Now, you have a trained LoRA that can predict binding sites. You probably want to run inference on your favorite protein sequences. To do that, simply run the code below (replacing the model below with your own). If you just want to test out the finetuned models already on Model Database, you can run this independent of the rest of the code above without changing anything.

!pip install transformers -q 
!pip install peft -q
from transformers import AutoModelForTokenClassification, AutoTokenizer
from peft import PeftModel
import torch

# Path to the saved LoRA model
model_path = "AmelieSchreiber/esm2_t12_35M_lora_binding_sites_v2_cp3"
# ESM2 base model
base_model_path = "facebook/esm2_t12_35M_UR50D"

# Load the model
base_model = AutoModelForTokenClassification.from_pretrained(base_model_path)
loaded_model = PeftModel.from_pretrained(base_model, model_path)

# Ensure the model is in evaluation mode
loaded_model.eval()

# Load the tokenizer
loaded_tokenizer = AutoTokenizer.from_pretrained(base_model_path)

# Protein sequence for inference
protein_sequence = "MAVPETRPNHTIYINNLNEKIKKDELKKSLHAIFSRFGQILDILVSRSLKMRGQAFVIFKEVSSATNALRSMQGFPFYDKPMRIQYAKTDSDIIAKMKGT"  # Replace with your actual sequence

# Tokenize the sequence
inputs = loaded_tokenizer(protein_sequence, return_tensors="pt", truncation=True, max_length=1024, padding='max_length')

# Run the model
with torch.no_grad():
    logits = loaded_model(**inputs).logits

# Get predictions
tokens = loaded_tokenizer.convert_ids_to_tokens(inputs["input_ids"][0])  # Convert input ids back to tokens
predictions = torch.argmax(logits, dim=2)

# Define labels
id2label = {
    0: "No binding site",
    1: "Binding site"
}

# Print the predicted labels for each token
for token, prediction in zip(tokens, predictions[0].numpy()):
    if token not in ['<pad>', '<cls>', '<eos>']:
        print((token, id2label[prediction]))

Next Steps

Scaling the model and dataset in a 1-to-1 fashion similar to the Chinchilla paper has shown improved performance, albeit with the obstacle of overfitting yet to be completely resolved for all of the datasets. Further scaling testing to see if similar scaling laws hold for protein language models as for LLMs is something people are actively working on in the OpenBioML community, which you should join if you found this post interesting! The next steps in the project will be to filter the dataset more based on sequence similariy to further mitigate overfitting and improve generalization. We find it fascinating that LoRA significantly improved overfitting issues though and plan to continue to experiment with applying the technique more.
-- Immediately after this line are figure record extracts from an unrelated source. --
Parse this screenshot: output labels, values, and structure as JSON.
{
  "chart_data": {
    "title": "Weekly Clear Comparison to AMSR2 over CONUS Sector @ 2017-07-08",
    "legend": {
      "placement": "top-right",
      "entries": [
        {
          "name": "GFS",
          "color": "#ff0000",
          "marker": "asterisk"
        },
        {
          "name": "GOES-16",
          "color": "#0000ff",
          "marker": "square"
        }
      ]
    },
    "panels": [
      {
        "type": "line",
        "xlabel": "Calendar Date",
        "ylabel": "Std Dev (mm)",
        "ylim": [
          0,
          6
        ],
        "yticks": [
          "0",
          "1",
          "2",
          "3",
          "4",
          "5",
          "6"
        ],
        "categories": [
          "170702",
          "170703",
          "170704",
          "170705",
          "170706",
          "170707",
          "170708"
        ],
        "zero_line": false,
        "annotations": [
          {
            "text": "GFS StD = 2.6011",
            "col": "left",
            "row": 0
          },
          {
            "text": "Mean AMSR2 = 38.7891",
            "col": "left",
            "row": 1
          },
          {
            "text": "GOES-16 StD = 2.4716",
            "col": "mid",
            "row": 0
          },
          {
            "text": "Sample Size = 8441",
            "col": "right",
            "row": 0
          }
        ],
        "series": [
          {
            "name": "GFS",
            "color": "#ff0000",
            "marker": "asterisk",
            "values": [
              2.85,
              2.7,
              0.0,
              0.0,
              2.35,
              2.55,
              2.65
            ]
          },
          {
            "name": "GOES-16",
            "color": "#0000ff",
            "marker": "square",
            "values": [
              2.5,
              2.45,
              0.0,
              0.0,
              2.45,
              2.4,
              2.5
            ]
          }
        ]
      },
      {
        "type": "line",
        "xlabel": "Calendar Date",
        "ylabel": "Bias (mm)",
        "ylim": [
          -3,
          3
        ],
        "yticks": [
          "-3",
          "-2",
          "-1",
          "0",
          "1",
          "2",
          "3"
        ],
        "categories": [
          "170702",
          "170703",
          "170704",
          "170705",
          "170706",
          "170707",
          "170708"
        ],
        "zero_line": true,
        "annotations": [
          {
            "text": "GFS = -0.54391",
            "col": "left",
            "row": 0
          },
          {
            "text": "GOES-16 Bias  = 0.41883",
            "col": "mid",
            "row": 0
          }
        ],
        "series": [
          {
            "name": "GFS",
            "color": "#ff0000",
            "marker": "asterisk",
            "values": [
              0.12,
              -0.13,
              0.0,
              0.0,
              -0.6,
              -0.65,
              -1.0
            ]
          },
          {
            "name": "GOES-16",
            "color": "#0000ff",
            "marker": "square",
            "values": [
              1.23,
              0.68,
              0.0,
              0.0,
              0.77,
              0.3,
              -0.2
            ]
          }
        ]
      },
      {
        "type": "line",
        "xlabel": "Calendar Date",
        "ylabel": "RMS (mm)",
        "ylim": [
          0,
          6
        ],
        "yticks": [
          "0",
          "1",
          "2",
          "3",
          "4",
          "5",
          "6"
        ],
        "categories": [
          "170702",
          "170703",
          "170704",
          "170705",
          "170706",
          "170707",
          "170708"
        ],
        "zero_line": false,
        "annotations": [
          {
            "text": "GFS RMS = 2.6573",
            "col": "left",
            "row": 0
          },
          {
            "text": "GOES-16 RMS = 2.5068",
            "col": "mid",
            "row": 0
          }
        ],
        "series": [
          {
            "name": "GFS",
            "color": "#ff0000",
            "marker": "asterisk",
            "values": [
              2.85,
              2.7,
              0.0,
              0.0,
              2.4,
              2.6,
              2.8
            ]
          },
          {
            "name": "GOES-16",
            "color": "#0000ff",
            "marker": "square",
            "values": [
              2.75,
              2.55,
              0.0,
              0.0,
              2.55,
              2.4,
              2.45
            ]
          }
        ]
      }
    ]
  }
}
We also plan to use Quantized Low Rank Adaptations, or QLoRA, to help with scaling to larger models. However, at the time of writing, the Model Database port of the ESM-2 models does not support gradient checkpointing. If you would like to change this, make a pull request to the Model Database Transformers Github so that we can enable gradient checkpointing for the Model Database port of the ESM-2 models! Due to the promising improvements so far provided by LoRA and scaling, we hope to achieve comparable performance to SOTA using a method based on sequence alone. This will be a valuable contribution as most proteins do not yet have 3D folds and backbone structure predictions. We also hope that this simple but effective finetuning strategy will make the barrier to entry lower for those wanting to venture into using and finetuning protein langauge models and that the full potential of the ESM-2 models will be more realized. In future work, we also plan to work on things like post translational modification (PTM) prediction, treated as a token classification task, as well as protein function prediction tasks such as CAFA-5, also using LoRA. We already have notebooks in the works for some of these tasks for you try out more LoRA finetuning!